Por otro lado, el joven, antes apuesto, guapo y popular, y ahora feo, apestoso, pobre, sin amigos y comiendo excremento, recapacitó y dijo: “Tengo que volver a mi padre y decirle: Papá, he pecado contra el cielo y contra ti. Ya no merezco que se me llame tu hijo; trátame como si fuera uno de tus jornaleros (Lucas 15:18-19 NVI)”.

“He pecado”.

“He hecho lo malo”.

“He ofendido a Dios”.

“He lastimado a las personas a quienes más quiero”.

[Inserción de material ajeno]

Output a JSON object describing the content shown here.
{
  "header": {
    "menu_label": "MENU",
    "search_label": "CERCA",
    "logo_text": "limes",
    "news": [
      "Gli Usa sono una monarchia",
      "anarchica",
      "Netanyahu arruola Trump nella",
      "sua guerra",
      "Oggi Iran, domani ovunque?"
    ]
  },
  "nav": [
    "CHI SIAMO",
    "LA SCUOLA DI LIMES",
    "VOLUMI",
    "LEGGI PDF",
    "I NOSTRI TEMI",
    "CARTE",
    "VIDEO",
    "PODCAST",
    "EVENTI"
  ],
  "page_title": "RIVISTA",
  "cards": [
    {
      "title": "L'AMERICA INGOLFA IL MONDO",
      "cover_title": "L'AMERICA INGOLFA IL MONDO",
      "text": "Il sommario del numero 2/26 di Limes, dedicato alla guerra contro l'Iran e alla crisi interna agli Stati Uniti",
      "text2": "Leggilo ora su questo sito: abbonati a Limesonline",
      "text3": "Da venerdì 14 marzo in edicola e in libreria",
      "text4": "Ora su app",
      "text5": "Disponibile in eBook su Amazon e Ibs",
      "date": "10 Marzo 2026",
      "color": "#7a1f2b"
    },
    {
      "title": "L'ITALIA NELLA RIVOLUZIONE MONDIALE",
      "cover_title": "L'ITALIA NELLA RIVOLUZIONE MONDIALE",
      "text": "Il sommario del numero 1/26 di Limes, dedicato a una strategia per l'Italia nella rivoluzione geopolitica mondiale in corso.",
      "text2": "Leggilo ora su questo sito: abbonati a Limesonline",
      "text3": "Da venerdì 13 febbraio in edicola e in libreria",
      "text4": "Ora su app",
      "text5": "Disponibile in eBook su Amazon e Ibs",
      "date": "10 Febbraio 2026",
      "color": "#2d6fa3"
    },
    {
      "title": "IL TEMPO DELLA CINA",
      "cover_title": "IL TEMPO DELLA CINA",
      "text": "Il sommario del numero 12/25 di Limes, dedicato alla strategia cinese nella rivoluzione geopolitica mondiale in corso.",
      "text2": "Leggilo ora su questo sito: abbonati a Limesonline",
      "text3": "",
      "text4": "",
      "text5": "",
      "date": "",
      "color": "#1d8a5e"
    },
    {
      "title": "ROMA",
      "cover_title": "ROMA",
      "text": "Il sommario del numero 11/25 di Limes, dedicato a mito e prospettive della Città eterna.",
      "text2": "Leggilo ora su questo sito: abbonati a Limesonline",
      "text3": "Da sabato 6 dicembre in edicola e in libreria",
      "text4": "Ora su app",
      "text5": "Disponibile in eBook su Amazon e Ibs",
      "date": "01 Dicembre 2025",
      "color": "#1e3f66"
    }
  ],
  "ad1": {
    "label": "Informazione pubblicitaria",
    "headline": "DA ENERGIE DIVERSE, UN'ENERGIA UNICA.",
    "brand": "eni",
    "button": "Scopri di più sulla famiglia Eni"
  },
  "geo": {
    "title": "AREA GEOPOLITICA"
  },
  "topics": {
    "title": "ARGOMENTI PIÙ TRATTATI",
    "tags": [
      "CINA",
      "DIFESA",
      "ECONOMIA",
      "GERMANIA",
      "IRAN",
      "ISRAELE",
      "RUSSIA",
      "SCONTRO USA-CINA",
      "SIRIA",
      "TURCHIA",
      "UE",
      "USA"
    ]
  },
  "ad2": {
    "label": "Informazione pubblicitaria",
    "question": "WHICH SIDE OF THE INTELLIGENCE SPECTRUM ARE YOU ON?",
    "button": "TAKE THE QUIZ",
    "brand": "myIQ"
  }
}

¡Qué fuertes declaraciones! A nadie le gusta aceptar que ha hecho lo malo. Nadie quiere reconocer que está en un error, o que se ha equivocado. Pero en estos casos, el reconocimiento del pecado y la confesión de la maldad son el principio del camino de vuelta hacia Dios, hacia la casa del Padre, hacia el perdón, y hacia la restauración.

David, tras recibir el perdón, va a exclamar: “¡Dichoso aquel a quien se le perdonan sus transgresiones, a quien se le borran sus pecados! (Salmo 32:1 NVI)”. El padre de familia, al recibir de nuevo a su hijo en casa, declara que “teníamos que hacer fiesta y alegrarnos (Lucas 15:32a NVI)”. ¡Qué diferente escenario!

Nosotros hoy, al prepararnos para celebrar la Pasión, Muerte y Resurrección del Señor Jesucristo, deberíamos plantearnos lo mismo que el Rey David, y el joven pródigo. ¿Es posible que alguno de nosotros esté en pecado hoy? ¿Existe la posibilidad de que alguno de nosotros está ofendiendo a Dios y a las personas cercanas?

Como estos dos hombres, reconozcamos nuestra transgresión, y confesémoslo ante el Señor. Experimentemos la dicha de ser perdonados por Dios, y celebremos, con un corazón limpio, Su victoria sobre el pecado.